Jogi hat die Nägel schön

Ermöglicht durch: Ihr Name / Firmenname. 7:0 sollte es am Samstag für die DFB-Auswahl gegen Gibraltar am Ende stehen. Wenn der Bericht zum letzten EM-Qualifikationsspiel vor der Sommerpause hier enden würde, wäre wahrscheinlich alles in bester Ordnung. Tatsächlich ist es aber so, dass er hier erst beginnt. Polen hatte das Heimspiel gegen Georgien mit 4:0 zuvor gewonnen, womit schon vor dem Anpfiff der Partie zwischen Gibraltar und Deutschland im portugiesischen Faro feststand, dass die LÖWenherzen nicht mehr als Tabellenführer in die Sommerpause gehen würden, hatte man diese Option doch schon viel früher verzockt.
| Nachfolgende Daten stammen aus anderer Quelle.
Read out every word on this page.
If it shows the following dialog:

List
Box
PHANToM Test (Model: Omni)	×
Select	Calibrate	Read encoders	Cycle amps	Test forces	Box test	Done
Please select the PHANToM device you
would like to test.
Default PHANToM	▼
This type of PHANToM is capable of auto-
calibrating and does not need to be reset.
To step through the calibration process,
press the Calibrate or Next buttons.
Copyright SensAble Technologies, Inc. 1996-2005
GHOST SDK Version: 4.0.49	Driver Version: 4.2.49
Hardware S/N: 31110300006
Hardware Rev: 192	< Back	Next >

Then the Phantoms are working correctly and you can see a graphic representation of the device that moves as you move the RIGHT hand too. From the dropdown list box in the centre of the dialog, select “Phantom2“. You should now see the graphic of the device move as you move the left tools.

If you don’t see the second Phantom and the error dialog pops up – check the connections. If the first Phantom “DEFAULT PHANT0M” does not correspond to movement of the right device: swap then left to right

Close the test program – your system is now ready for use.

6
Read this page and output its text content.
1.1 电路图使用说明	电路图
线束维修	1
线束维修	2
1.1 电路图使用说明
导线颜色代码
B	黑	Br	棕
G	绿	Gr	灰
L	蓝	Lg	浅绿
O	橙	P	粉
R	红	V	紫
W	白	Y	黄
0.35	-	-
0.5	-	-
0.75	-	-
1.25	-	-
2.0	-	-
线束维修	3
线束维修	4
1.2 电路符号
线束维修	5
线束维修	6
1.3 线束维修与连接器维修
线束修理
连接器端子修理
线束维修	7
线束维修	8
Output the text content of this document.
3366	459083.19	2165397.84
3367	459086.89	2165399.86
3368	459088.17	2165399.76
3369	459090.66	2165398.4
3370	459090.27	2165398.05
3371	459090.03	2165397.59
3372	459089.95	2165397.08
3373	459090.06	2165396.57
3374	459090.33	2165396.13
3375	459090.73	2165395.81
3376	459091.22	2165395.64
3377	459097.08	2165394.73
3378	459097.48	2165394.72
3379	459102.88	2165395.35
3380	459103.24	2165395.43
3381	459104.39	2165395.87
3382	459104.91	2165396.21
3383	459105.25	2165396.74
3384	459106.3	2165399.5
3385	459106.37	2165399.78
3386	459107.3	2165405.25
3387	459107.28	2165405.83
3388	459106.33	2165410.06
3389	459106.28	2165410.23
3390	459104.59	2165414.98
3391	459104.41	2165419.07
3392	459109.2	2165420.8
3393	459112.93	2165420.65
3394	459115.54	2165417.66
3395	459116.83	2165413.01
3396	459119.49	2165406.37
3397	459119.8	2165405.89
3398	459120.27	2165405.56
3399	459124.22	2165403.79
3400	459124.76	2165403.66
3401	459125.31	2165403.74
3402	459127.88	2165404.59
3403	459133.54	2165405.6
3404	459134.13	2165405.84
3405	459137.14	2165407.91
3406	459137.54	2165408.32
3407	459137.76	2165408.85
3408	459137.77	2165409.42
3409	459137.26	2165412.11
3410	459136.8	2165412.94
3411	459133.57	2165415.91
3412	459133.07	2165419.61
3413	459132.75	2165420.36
Trotzdem waren drei Punkt natürlich Pflicht und bei diesem Freilosgegner, ohne welche es für die Jungs von Joachim Löw ziemlich finster aussehen würde, war es eigentlich auch unmöglich, diese nicht zu holen. Nach der ersten Halbzeit war man sich da, trotz einer fast schmeichelhaften 1:0-Führung Deutschlands aber nicht mehr ganz so sicher. Es war schon wieder unfassbar, was dort abgeliefert wurde. Bastian Schweinsteiger, den man zuvor in den etablierten Massenmedien noch so groß lobte, verschoss gar einen Elfer, was sich mehr und mehr zu einem bayerischen Klassiker, wie Weißbier oder die Alpen, entwickelt. In der zweiten Halbzeit wurde es dann ein wenig besser und man hatte auch den Dusel immer wieder dabei, womit man trotz einer nicht befriedigenden Leistung noch das angesprochene Ergebnis hinbekam, welches über die Probleme, welche dieses Team auch weiterhin noch hat, nicht hinwegtäuschen kann. Für Spaß sorgten an diesem Abend aus deutscher Sicht vor allem zwei Personen. Jogi Löw machte sich ganz entspannt die Nägel, was wohl am meisten von diesem Spiel hängenbleiben wird und auch wieder einmal selbstredend ist. Nur gut, dass man einen namhaften Kosmetikhersteller als Werbepartner hat, womit dies in Sachen PR grandios war. Lukas Podolski muss man dann ebenfalls noch erwähnen, bot er auch diesmal wieder eine Leistung, wie man sie kennt und sich fragt, was er noch immer in diesem Team zu suchen hat. Womit Poldi glänzte, war mit seinem Abwehrverhalten, allerdings gegen die eigene Mannschaft. Man merkt, auch an dieser Stelle sollte noch gearbeitet werden. Fazit ist wohl, dass es so noch ein verdammt langer Marsch bis ins Finale der EM in Frankreich im nächsten Sommer wird. Erst einmal wird man auch weiterhin vertröstet, schließlich sollte es schon längst nachhaltige Besserung gegeben haben, die nun auf die Zeit nach der Sommerpause vertagt wurde.